With Indiana healthy and coming off of a promising win over UConn, and with Nebraska in the throes of their own death spiral, things look much different for both programs as the Cornhuskers return to Bloomington.
GAME DAY ESSENTIALS
Nebraska (4-5, 0-0) at Indiana (9-1, 0-1)
- Tip time: Friday / 8 p.m. ET
- Location: Simon Skjdot Assembly Hall, Bloomington, Ind.
- Television: BTN
- Series: Indiana leads 12-7 (Last meeting Nebraska won 66-51 at IU, 2019)
- Point Spread: Vegas likes Indiana by 16.5 points. KenPom likes IU by 16.
- Tickets (Seat Geek affiliate link)
INSIDE THE NUMBERS
Nebraska Statistical Leaders
- Haanif Cheatham (G) 12.6 ppg
- Cam Mack (G) 12.3 ppg
- Dachon Burke (G) 12.0 ppg
- Haanif Cheatham (G) 5.2 rpg
- Yvan Ouedraogo (F) 5.0 rpg
- Cam Mack (G) 5.7 apg
- Jervay Green (G) 2.7 apg
A look at No. 158 Nebraska’s noteworthy KenPom metrics
- Average Possession Length (No. 16 / No. 248) — Nebraska is in hurry up mode under Fred Hoiberg with an average offensive possession of 15.1 seconds, good for 16th in the country. Meanwhile the defense is forcing opponents into a respectable 17.7 seconds.

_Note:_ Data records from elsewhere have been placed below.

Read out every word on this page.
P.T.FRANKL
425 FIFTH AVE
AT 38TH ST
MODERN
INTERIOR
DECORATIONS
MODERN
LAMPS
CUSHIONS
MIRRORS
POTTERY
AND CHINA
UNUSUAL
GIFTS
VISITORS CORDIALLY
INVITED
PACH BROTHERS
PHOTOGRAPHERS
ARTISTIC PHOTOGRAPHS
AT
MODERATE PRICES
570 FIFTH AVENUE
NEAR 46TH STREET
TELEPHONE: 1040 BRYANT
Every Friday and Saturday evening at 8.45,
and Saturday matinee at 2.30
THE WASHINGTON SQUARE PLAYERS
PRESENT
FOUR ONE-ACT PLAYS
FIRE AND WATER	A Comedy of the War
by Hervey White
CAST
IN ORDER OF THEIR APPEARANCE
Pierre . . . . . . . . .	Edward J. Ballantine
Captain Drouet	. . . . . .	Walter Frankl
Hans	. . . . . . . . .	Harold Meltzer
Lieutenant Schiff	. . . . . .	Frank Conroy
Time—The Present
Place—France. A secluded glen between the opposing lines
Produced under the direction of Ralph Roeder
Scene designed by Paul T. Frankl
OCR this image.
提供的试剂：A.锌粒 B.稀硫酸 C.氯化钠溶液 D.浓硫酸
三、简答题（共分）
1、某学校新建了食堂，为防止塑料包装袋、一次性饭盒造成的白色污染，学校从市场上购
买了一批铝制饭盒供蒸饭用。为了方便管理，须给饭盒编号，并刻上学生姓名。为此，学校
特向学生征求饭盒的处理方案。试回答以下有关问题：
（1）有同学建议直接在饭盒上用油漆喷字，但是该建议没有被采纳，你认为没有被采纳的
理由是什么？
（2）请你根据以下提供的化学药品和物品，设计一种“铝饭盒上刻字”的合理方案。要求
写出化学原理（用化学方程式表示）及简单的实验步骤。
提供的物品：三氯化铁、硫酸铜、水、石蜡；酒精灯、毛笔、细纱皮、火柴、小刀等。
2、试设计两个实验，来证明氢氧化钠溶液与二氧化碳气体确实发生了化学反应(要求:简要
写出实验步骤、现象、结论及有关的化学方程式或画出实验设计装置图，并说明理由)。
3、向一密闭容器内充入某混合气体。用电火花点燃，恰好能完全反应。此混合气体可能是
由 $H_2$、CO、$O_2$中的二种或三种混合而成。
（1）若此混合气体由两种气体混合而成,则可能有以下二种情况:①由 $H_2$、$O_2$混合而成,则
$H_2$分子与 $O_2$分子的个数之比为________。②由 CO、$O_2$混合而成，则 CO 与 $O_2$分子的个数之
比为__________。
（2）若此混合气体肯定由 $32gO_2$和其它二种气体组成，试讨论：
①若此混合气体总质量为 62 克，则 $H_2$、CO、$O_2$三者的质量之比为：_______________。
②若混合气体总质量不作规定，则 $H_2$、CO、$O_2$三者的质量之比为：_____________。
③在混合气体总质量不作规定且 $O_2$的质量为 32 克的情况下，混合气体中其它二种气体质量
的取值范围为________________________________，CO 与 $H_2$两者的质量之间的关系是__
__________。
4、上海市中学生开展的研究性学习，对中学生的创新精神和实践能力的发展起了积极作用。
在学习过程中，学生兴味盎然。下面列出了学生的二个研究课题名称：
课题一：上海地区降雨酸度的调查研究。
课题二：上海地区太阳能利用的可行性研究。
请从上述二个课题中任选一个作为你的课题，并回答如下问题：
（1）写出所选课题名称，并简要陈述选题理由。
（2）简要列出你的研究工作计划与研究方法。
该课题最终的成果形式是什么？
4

- Offensive Rebound Percentage (No. 341 / No. 338) — The Cornhuskers are only rebounding their own misses 19.9 percent of the time, while allowing the opposition to snare 35.1 percent of its errant shots. Both measures are near the bottom of all teams nationally. With Indiana’s size and rebounding prowess, the Hoosiers should be able to dominate the glass.
- Free Throw Attempts / Field Goal Attempts (No. 5 defensively) — Nebraska is one of the best teams in the country at not putting its opponent on the foul line — something that IU ranks No. 2 at offensively and relies on heavily to put points on the board.
- Turnover Percentage (No. 32) — Nebraska is a guard oriented team and they generally take care of the basketball, turning it over just 16.4 percent of the time. Indiana forces turnovers on 21.4 percent of possessions, good for No. 88.
- Free Throw Percentage (No. 350) — At 56 percent, the Huskers are one of the worst free throw shooting teams in the country.